Armando Zamora, who resigned as head of Colombia's National Hydrocarbons Agency (ANH) last week, has denied allegations of corruption made by the country's inspector general.
Zamora, who had been director of the oil-licencing agency since 2003, was accused of using agency money for scholarships of ANH officials and their children, as well as keeping back money owed to multinational investors. He denied the charges, accusing politicians in Congress of “distorting reality” and insisting that he was going to step down anyway to focus on his academic work.
The Inspector General, meanwhile, ordered the agency to reimburse US$551 million of royalties which it had collected since 2007 to beneficiaries.

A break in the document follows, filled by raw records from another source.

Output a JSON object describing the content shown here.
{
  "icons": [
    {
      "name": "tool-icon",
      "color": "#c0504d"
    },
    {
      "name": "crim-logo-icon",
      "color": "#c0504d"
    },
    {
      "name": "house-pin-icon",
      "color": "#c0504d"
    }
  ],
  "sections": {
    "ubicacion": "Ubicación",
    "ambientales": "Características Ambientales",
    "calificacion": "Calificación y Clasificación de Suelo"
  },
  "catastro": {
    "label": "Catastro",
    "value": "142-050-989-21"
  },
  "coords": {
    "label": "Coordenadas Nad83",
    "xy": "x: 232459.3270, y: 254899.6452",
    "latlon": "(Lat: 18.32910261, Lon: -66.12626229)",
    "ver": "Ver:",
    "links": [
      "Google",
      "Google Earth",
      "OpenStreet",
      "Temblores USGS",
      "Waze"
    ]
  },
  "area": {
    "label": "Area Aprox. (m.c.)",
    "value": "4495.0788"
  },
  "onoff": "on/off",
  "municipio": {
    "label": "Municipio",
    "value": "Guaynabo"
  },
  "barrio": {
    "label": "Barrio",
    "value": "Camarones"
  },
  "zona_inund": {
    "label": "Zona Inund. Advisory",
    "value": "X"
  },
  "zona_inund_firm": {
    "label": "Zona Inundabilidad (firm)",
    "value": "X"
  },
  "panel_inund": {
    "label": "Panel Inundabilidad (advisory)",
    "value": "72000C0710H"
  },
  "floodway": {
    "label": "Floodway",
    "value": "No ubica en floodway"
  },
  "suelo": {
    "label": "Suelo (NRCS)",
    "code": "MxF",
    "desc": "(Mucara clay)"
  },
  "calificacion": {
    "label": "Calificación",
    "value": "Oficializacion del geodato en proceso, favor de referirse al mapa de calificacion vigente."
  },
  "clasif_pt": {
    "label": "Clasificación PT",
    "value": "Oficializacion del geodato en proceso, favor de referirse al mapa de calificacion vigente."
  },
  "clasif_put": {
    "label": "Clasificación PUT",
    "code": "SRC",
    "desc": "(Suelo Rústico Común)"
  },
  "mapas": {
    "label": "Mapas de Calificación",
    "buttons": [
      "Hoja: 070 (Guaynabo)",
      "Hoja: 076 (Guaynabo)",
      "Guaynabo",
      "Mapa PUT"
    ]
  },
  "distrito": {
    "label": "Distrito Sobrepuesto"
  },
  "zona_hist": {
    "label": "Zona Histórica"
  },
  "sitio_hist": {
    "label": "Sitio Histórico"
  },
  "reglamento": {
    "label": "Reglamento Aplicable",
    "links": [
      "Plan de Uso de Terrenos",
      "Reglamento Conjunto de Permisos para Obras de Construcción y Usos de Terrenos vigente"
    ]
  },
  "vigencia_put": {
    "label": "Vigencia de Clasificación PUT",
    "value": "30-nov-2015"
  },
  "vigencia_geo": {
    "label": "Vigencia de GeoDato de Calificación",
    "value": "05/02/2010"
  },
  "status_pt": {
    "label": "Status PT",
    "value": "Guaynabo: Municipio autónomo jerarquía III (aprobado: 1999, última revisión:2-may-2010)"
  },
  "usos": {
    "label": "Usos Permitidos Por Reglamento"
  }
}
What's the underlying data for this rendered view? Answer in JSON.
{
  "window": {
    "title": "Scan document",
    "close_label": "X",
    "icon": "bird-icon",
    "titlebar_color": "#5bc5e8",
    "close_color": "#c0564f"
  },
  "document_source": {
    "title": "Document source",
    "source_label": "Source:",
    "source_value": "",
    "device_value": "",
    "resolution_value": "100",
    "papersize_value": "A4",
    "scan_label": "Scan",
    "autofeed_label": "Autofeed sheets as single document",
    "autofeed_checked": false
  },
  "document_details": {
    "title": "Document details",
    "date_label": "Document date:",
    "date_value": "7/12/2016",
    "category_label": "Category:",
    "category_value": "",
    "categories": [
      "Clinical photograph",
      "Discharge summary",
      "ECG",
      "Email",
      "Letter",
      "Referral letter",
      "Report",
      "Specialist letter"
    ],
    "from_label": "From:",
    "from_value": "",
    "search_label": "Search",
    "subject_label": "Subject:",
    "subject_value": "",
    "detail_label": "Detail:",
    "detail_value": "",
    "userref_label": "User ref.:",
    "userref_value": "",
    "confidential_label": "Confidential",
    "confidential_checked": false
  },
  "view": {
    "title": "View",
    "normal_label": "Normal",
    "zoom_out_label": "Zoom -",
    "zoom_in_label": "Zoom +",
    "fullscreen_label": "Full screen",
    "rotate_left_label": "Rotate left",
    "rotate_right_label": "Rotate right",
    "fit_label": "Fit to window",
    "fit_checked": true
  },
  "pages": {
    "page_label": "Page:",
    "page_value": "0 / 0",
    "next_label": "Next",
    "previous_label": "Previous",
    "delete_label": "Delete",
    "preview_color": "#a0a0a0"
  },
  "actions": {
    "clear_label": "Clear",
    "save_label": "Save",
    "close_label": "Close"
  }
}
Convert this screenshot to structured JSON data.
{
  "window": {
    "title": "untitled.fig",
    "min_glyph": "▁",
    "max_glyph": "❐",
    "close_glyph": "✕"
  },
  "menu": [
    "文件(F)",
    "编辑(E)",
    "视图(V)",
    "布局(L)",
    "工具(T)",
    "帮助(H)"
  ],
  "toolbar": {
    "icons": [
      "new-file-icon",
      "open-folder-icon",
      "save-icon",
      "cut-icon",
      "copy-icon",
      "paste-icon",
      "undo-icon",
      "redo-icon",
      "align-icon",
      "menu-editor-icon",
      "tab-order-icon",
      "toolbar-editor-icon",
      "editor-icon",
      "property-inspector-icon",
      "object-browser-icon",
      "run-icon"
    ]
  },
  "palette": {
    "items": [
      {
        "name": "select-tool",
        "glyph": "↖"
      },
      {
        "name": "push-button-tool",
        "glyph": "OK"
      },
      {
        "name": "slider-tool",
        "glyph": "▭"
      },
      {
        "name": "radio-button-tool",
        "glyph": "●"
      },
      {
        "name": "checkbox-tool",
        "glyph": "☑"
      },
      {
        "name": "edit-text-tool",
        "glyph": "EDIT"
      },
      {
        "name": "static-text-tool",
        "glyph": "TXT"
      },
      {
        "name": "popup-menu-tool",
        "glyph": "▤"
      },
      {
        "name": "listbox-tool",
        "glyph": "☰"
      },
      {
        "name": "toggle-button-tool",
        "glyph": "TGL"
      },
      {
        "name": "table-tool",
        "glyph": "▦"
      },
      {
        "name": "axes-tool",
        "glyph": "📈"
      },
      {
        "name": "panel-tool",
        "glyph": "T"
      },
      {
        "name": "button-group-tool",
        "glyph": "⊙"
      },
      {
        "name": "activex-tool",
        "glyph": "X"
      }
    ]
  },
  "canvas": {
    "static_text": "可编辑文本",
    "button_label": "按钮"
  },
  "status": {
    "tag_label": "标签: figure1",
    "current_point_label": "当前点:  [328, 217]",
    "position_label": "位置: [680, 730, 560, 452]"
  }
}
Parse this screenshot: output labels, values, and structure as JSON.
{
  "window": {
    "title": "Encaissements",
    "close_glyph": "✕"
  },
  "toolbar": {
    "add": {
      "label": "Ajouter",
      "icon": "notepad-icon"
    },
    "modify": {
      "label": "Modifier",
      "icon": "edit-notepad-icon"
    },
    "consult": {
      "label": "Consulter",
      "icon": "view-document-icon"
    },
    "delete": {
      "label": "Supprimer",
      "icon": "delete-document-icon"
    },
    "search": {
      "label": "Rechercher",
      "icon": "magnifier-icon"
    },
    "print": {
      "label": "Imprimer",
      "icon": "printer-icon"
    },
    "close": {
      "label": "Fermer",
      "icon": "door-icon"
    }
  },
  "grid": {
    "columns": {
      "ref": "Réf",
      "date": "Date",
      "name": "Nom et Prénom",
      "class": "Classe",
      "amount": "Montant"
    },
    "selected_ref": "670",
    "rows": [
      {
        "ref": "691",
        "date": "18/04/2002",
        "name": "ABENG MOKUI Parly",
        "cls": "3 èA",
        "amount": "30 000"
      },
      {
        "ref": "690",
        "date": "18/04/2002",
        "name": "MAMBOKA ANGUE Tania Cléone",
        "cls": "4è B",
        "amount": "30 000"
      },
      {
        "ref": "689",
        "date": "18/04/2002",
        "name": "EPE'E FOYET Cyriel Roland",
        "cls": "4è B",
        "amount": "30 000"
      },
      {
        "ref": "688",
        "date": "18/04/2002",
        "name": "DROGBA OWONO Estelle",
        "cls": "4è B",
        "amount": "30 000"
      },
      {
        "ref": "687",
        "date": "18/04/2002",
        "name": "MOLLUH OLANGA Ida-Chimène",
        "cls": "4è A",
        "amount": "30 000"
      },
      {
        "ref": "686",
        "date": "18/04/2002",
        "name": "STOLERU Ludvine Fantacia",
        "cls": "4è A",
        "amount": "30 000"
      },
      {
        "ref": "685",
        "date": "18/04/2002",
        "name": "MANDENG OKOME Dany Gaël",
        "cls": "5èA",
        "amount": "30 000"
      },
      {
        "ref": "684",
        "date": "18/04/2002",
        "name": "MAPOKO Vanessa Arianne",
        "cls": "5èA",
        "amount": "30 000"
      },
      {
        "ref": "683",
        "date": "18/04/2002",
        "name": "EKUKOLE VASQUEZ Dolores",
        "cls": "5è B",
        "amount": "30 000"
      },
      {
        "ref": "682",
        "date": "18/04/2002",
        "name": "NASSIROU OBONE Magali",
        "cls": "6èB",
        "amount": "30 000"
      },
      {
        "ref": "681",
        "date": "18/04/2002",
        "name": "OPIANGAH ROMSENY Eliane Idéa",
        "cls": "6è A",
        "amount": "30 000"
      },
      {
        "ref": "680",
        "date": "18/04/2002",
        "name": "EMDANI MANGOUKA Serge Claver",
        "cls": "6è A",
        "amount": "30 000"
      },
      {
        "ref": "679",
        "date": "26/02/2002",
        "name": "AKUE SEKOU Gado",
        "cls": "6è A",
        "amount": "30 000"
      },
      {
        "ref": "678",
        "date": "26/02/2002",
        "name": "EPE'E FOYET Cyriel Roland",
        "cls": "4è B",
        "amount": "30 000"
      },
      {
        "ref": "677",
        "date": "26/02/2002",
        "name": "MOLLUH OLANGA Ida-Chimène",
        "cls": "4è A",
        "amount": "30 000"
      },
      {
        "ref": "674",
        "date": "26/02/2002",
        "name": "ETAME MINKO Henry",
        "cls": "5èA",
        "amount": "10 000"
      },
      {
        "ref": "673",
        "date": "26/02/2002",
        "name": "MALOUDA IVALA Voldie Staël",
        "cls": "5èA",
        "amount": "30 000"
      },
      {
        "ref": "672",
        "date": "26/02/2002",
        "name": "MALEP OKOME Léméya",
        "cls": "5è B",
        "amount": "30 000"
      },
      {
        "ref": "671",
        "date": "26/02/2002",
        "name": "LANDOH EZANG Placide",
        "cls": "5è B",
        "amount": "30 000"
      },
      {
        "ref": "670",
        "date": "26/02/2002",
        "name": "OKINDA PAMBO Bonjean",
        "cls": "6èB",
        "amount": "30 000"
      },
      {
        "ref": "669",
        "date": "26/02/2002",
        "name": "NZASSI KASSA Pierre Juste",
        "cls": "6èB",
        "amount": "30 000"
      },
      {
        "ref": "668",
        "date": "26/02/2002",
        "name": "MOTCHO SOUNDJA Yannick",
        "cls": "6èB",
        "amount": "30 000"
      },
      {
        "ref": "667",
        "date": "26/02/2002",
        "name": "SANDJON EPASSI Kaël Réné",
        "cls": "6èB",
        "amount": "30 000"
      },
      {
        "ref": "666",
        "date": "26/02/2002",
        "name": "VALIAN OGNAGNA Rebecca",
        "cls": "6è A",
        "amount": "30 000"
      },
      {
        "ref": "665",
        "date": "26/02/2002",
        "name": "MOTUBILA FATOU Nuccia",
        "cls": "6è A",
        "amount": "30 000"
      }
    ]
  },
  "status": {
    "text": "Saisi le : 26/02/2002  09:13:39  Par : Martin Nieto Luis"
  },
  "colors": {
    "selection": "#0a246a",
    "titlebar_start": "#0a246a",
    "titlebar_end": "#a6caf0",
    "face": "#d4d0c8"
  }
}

Zamora's resignation highlights the ongoing battle which the government of President Juan Manuel Santos is waging against corruption, which is still a serious problem in Colombia's political circles. He is the latest in a string of high-profile figures to resign as a result of alleged graft, including the mayor of Bogota Samuel Moreno (suspended in May) and former agriculture minister Andres Felipe Arias (jailed in July pending trial).
The ANH under Zamora has presided over a dramatic improvement in Colombia's oil and gas sector, which has attracted billions of dollars of foreign investment in recent years. Successful government offensives against the guerrillas of the FARC have been a major factor; an increasingly open and transparent investment climate, which Zamora helped to engineer, has been another.
Zamora is insistent that he and the ANH always stayed within the law. His rapid resignation and the lack of a successor to replace him, however, seems to suggest that there was some merit to the inspector general's claims.